[Biopython-dev] Biopython SwissProt bugs

Sun Mar 11 17:28:54 EST 2001

Hi OEyvind;

(My sincerest apologies if I'm mangling your first name)

Thanks for the bug reports for SwissProt (bugs 23 and 24 for those on
the dev list). I fixed both of the problems, and have attached patches 
against the latest CVS version (which should also work with the latest 
release 1.00a1). I'm not positive if they will apply cleanly to
0.90d04, but that might be a good excuse for you to upgrade to the
most recent release :-).

For the RX line problem, it looks to me like SwissProt now uses RX
lines like:

RX   PubMed=9603189;

in some places, where I guess they used to be:

RX   MEDLINE; 85132727.

This confused the parser, so I fixed it to check for and handle these
new cases.

For the second problem with the extra spaces in VARSPLIC lines, I just 
added a special case to check for this and correct it.

These seem to work for me on the examples you provided -- if you could 
confirm that they work for you, that would be super.

I'm sending the patch to the dev list so Jeff, the master o' SwissProt,
can look it over before I check the changes and added tests into CVS.

Thanks again for the bug reports.

Brad

-------------- next part --------------
*** SProt.py.orig	Sun Mar 11 16:01:22 2001
--- SProt.py	Sun Mar 11 17:14:53 2001
***************
*** 590,595 ****
--- 590,598 ----

      def reference_cross_reference(self, line):
          assert self.data.references, "RX: missing RN"
+         # The basic (older?) RX line is of the form:
+         # RX   MEDLINE; 85132727.
+         # but there are variants of this that need to be dealt with (see below)

          # CLD1_HUMAN in Release 39 and DADR_DIDMA in Release 33
          # have extraneous information in the RX line.  Check for
***************
*** 599,609 ****
          if ind >= 0:
              line = line[:ind]

!         cols = string.split(line)
!         assert len(cols) == 3, "I don't understand RX line %s" \
!                % line
!         self.data.references[-1].references.append(
!             (self._chomp(cols[1]), self._chomp(cols[2])))
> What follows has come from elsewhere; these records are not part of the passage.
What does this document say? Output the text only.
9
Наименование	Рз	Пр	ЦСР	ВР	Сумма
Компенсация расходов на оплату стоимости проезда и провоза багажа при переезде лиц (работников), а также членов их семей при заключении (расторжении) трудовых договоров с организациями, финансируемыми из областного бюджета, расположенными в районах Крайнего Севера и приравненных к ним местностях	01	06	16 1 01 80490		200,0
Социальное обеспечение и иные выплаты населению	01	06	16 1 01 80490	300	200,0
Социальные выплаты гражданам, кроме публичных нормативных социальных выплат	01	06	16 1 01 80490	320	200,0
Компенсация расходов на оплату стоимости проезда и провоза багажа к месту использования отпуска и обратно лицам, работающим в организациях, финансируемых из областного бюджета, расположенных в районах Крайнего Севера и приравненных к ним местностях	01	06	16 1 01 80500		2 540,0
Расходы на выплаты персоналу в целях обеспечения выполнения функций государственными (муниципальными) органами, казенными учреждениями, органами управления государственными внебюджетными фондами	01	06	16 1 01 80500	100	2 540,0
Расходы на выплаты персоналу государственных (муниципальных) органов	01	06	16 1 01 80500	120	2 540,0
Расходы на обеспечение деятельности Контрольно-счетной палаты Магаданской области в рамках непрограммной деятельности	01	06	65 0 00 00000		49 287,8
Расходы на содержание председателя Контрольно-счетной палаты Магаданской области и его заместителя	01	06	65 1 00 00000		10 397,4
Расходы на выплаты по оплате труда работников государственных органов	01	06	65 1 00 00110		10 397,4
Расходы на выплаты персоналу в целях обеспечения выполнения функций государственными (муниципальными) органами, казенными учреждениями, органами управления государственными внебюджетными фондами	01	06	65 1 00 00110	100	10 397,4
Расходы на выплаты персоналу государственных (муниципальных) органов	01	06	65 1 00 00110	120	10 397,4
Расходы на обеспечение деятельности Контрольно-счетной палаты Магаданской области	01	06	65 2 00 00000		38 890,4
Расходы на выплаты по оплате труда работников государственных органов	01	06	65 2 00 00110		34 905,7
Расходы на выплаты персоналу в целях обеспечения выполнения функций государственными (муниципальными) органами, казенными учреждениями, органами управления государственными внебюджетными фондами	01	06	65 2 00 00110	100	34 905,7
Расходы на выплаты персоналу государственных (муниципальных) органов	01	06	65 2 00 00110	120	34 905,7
      def reference_author(self, line):
          assert self.data.references, "RA: missing RN"
--- 602,634 ----
          if ind >= 0:
              line = line[:ind]

!         # RX lines can also be used of the form
!         # RX   PubMed=9603189;
!         # reported by edvard at farmasi.uit.no
!         # and these can be more complicated like:
!         # RX   MEDLINE=95385798; PubMed=7656980;
!         # We look for these cases first and deal with them
!         if string.find(line, "=") != -1:
!             cols = string.split(line)
!             assert len(cols) > 1, "I don't understand RX line %s" % line
! 
!             for info_col in cols[1:]:
!                 id_cols = string.split(info_col, "=")
!                 if len(id_cols) == 2:
!                     self.data.references[-1].references.append(
!                         (self._chomp(id_cols[0]), self._chomp(id_cols[1])))
!                 else:
!                     raise AssertionError("I don't understand RX line %s"
!                                          % line)
!         # otherwise we assume we have the type 'RX   MEDLINE; 85132727.'
!         else:
!             cols = string.split(line)
!             # normally we split into the three parts
!             if len(cols) == 3:
!                 self.data.references[-1].references.append(
!                     (self._chomp(cols[1]), self._chomp(cols[2])))
!             else:
!                 raise AssertionError("I don't understand RX line %s" % line)

      def reference_author(self, line):
          assert self.data.references, "RA: missing RN"
***************
*** 677,683 ****
--- 702,741 ----
              name, from_res, to_res, old_description = self.data.features[-1]
              del self.data.features[-1]
              description = "%s %s" % (old_description, description)
+             
+             # special case -- VARSPLIC, reported by edvard at farmasi.uit.no
+             if name == "VARSPLIC":
+                 description = self._fix_varsplic_sequences(description)
          self.data.features.append((name, from_res, to_res, description))
+ 
+     def _fix_varsplic_sequences(self, description):
+         """Remove unwanted spaces in sequences.
+ 
+         During line carryover, the sequences in VARSPLIC can get mangled
+         with unwanted spaces like:
+         'DISSTKLQALPSHGLESIQT -> PCRATGWSPFRRSSPC LPTH'
+         We want to check for this case and correct it as it happens.
+         """
+         descr_cols = string.split(description, " -> ")
+         if len(descr_cols) == 2:
+             first_seq = descr_cols[0]
+             second_seq = descr_cols[1]
+             extra_info = ''
+             # we might have more information at the end of the
+             # second sequence, which should be in parenthesis
+             extra_info_pos = string.find(second_seq, " (")
+             if extra_info_pos != -1:
+                 extra_info = second_seq[extra_info_pos:]
+                 second_seq = second_seq[:extra_info_pos]
+ 
+             # now clean spaces out of the first and second string
+             first_seq = string.replace(first_seq, " ", "")
+             second_seq = string.replace(second_seq, " ", "")
+ 
+             # reassemble the description
+             description = first_seq + " -> " + second_seq + extra_info
+ 
+         return description

      def sequence_header(self, line):
          cols = string.split(line)